Anesthetic Techniques Used in the Ambulatory Setting

Choosing the right anesthetic agent for AS is crucial since patient safety depends on it. Due to the carefully selected anesthetic technique, patients are able to recover faster and resume their daily chores without having to remain limited in their movements. Recent growth of short-acting and minimally invasive anesthetics has led to an increase in AS services (Lee, 2017). To decide on the safest and most successful anesthetic agent, the physician should pay attention to various factors pertaining to the patient.

Depending on the patient’s preference, physical state and age, the duration of the drug’s effect, and the degree of care required after the operation, general, regional, or monitored anesthesia may be selected. General anesthesia is the most typical option due to being inexpensive, safe, familiar to the majority of specialists, and easy to recuperate from (Lee, 2017).

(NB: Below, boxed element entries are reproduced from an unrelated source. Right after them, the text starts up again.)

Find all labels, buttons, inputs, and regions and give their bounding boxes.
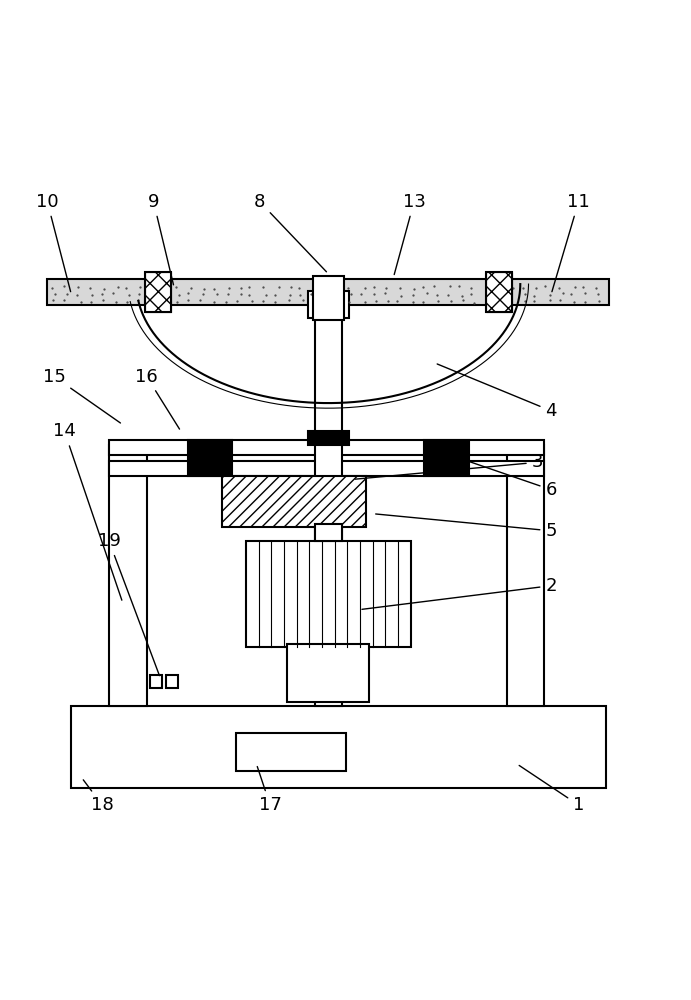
Text: 3: 3 [355, 453, 543, 479]
Bar [47, 279, 609, 305]
Bar [109, 440, 545, 455]
Bar [150, 675, 162, 688]
Bar [188, 440, 232, 476]
Text: 11: 11 [552, 193, 590, 292]
Text: 14: 14 [53, 422, 122, 600]
Text: 2: 2 [362, 577, 557, 609]
Text: 5: 5 [376, 514, 557, 540]
Bar [144, 272, 171, 312]
Text: 6: 6 [444, 453, 557, 499]
Bar [109, 445, 146, 706]
Text: 4: 4 [437, 364, 557, 420]
Text: 16: 16 [135, 368, 180, 429]
Bar [424, 440, 469, 476]
Bar [314, 524, 342, 541]
Bar [71, 706, 606, 788]
Bar [109, 461, 545, 476]
Text: 1: 1 [519, 765, 584, 814]
Bar [236, 733, 346, 771]
Text: 9: 9 [148, 193, 173, 285]
Bar [507, 445, 545, 706]
Text: 18: 18 [84, 780, 113, 814]
Bar [246, 541, 410, 647]
Bar [144, 272, 171, 312]
Bar [222, 476, 366, 527]
Bar [312, 276, 344, 320]
Bar [486, 272, 512, 312]
Bar [307, 431, 349, 445]
Text: 10: 10 [36, 193, 70, 292]
Text: 8: 8 [254, 193, 326, 272]
Bar [486, 272, 512, 312]
Bar [287, 644, 370, 702]
Text: 19: 19 [97, 532, 160, 676]
Bar [307, 291, 349, 318]
Bar [314, 318, 342, 706]
Text: 17: 17 [257, 767, 281, 814]
Bar [166, 675, 178, 688]
Text: 15: 15 [43, 368, 120, 423]
Text: 13: 13 [394, 193, 426, 275]
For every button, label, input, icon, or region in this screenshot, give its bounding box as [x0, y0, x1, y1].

The introduction of new anesthetics, such as desflurane, propofol, or sevoflurane, has made it possible to gain patients’ faster awakening. Additionally, general anesthesia fosters the process of meeting “postanesthesia care unit (PACU) discharge criteria” (Lee, 2017, p. 400).

Regional anesthesia allows reaching the peripheral nerve blockade and neuraxial blockade. While this kind of anesthesia results in fewer side effects, it also takes a longer time to take effect (Lee, 2017). Monitored anesthesia care (MAC) involves the use of an intravenous injection of analgesic and sedative drugs. MAC leads to the reduction of recovery time and a rise in patient satisfaction (Lee, 2017). To ensure proper intraoperative care related to patient advocacy, safety, and infection prevention techniques, anesthesiologists have to select the kind of anesthetic rather cautiously by considering the patient’s and operation’s characteristics.

Post-AS Interventions

The most typical post-AS procedures include those directed at pain and vomiting management. Postoperative pain-relieving techniques involve analgesic administration and regional nerve block (Lee, 2017). What concerns nausea and vomiting, these instances prevail in about 30% of patients (Lee, 2017). To mitigate the risk, it is recommended to minimize narcotic analgesics and fluid therapy in the preoperative period. Also, it is helpful to administer antiemetic drugs from a group that is dissimilar to the initial prophylactic group.

References

Jafra, A., & Mitra, S. (2018). Pain relief after ambulatory surgery: Progress over the last decade. Saudi Journal of Anesthesia, 12(4), 618-625.

Lee, J. H. (2017). Anesthesia for ambulatory surgery. Korean Journal of Anesthesiology, 70(4), 398-406.